We all live in this bubble where we believe that things will never happen to us. I never thought that I would be writing this blog about how the deaths of my two sons, shaped my life and the highs and lows it brings since their deaths, since their sister was born and my mental health struggles since.

Social media allows us to be open, without having to be open. I struggle to say outloud when I am having a bad day or I am struggling... be it mental health, grief, loss, life in general but it is funny how sharing a post, or a meme can tell the world that life isn't great at that point, or it can tell them that life is okay.

So this is me, saying life is okay but its not. In 12 days time, I am celebrating another birthday without you.

But it is also the start of 142 days worth of memories of you.

You were real.

You existed.

You lived.

Thursday 27 April 2017

iTalk

I have an iTalk session today.

This is my therapy sessions and initially they were very helpful and helped me to see things in a different light. It also gave me a diagnosis.
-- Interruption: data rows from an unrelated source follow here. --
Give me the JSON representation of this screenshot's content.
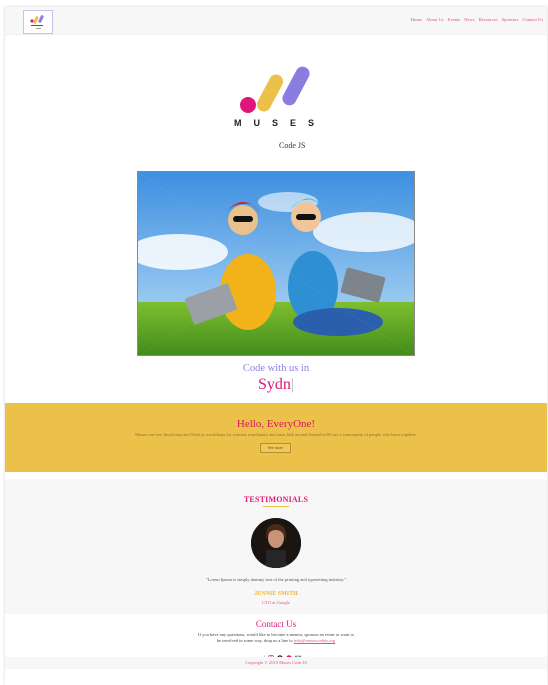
{
  "nav": {
    "items": [
      "Home",
      "About Us",
      "Events",
      "News",
      "Resources",
      "Sponsors",
      "Contact Us"
    ]
  },
  "hero": {
    "logo_word": "MUSES",
    "subtitle": "Code JS",
    "tagline": "Code with us in",
    "city": "Sydn",
    "caret": "|"
  },
  "hello": {
    "title": "Hello, EveryOne!",
    "text": "Muses run free JavaScript and Node.js workshops for women, non-binary and trans folk around Australia.We are a community of people who learn together.",
    "button": "See more"
  },
  "testimonials": {
    "title": "TESTIMONIALS",
    "quote": "\"Lorem Ipsum is simply dummy text of the printing and typesetting industry.\"",
    "name": "JENNIE SMITH",
    "role": "CTO at Google"
  },
  "contact": {
    "title": "Contact Us",
    "line1": "If you have any questions, would like to become a mentor, sponsor an event or want to",
    "line2_prefix": "be involved in some way, drop us a line to ",
    "email": "info@musescodejs.org",
    "icons": [
      "twitter-icon",
      "instagram-icon",
      "github-icon",
      "meetup-icon",
      "mail-icon"
    ]
  },
  "footer": {
    "copyright": "Copyright © 2019 Muses Code JS"
  },
  "colors": {
    "accent_pink": "#e0177a",
    "accent_purple": "#8b7de0",
    "accent_yellow": "#ecc14a"
  }
}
However, before Christmas, she felt we needed to focus more on one area than just general therapy. She felt we needed to tackle my agoraphobia.

We did.

It was hard.

But I am now able to go to my local town without having a panic attack or anxiety attack. I can even go alone. Something I wasn't able to do a year ago. So I am probably where I was 2 years ago. I still cannot go to the big town or to my local Asda (its huge and it petrifies me). She asked if we could tackle these areas but I said to her the thought of Asda freaks me out completely. And as for the big town... she doesn't understand that yes we can work on consisitent exposure for it and I may be able to conquer it but its not somewhere I go often enough so that if I did conquer it then I may not go for 3 or so months. So it feels defeatist to begin it. I have taken baby steps when we do go and I feel that she has given me the tools to work through it when I do go.

So she asked, what did I want to get out of the sessions now.

The answer is to feel normal.

But I don't think that is possible.

I overthink things. I worry incessantly about things. I like to "control" things so I know where everything is, what is happening when, that I have what I need. I have OCD - but I like my house tidied the way I like it tidy. I like things in order so its easy to find and locate. I hate mess (and the current state of my house prickles at me but the curse of redecorating!).

I hate the fact that their birthdays and anniversaries bring up flashbacks and memories. But then I like that because it reminds me that they were here. The heartbreak is a reminder of the loss of them, and is immeasurable to the love I have for them.

I hate PTSD. I hate the bad memories. I hate reliving his death. I panic when I see an ambulance. I want everyone to move out of the way, because I was in there once. I don't remember the journey but what if someone being in our way, would have made a difference. But realistically, I know he was gone before we got into that ambulance.

But all of this is entwined with them. If I 'fix' it, what will happen to them? Will they not exist? But of course they existed and they do exist.

Everyone sees me as this strong woman, but I am far from it. I feel like I am threading water, but the performance of being a strong woman is so good, I think I convince myself most of the time.

I worry about my husband. He is depressed. I feel like I need to stop focusing on me because I need to help him, help himself.

I feel like I have too many pennies in the pot right now, they all add up but they need to stay in the pot because I need to save him. I need to save my marriage.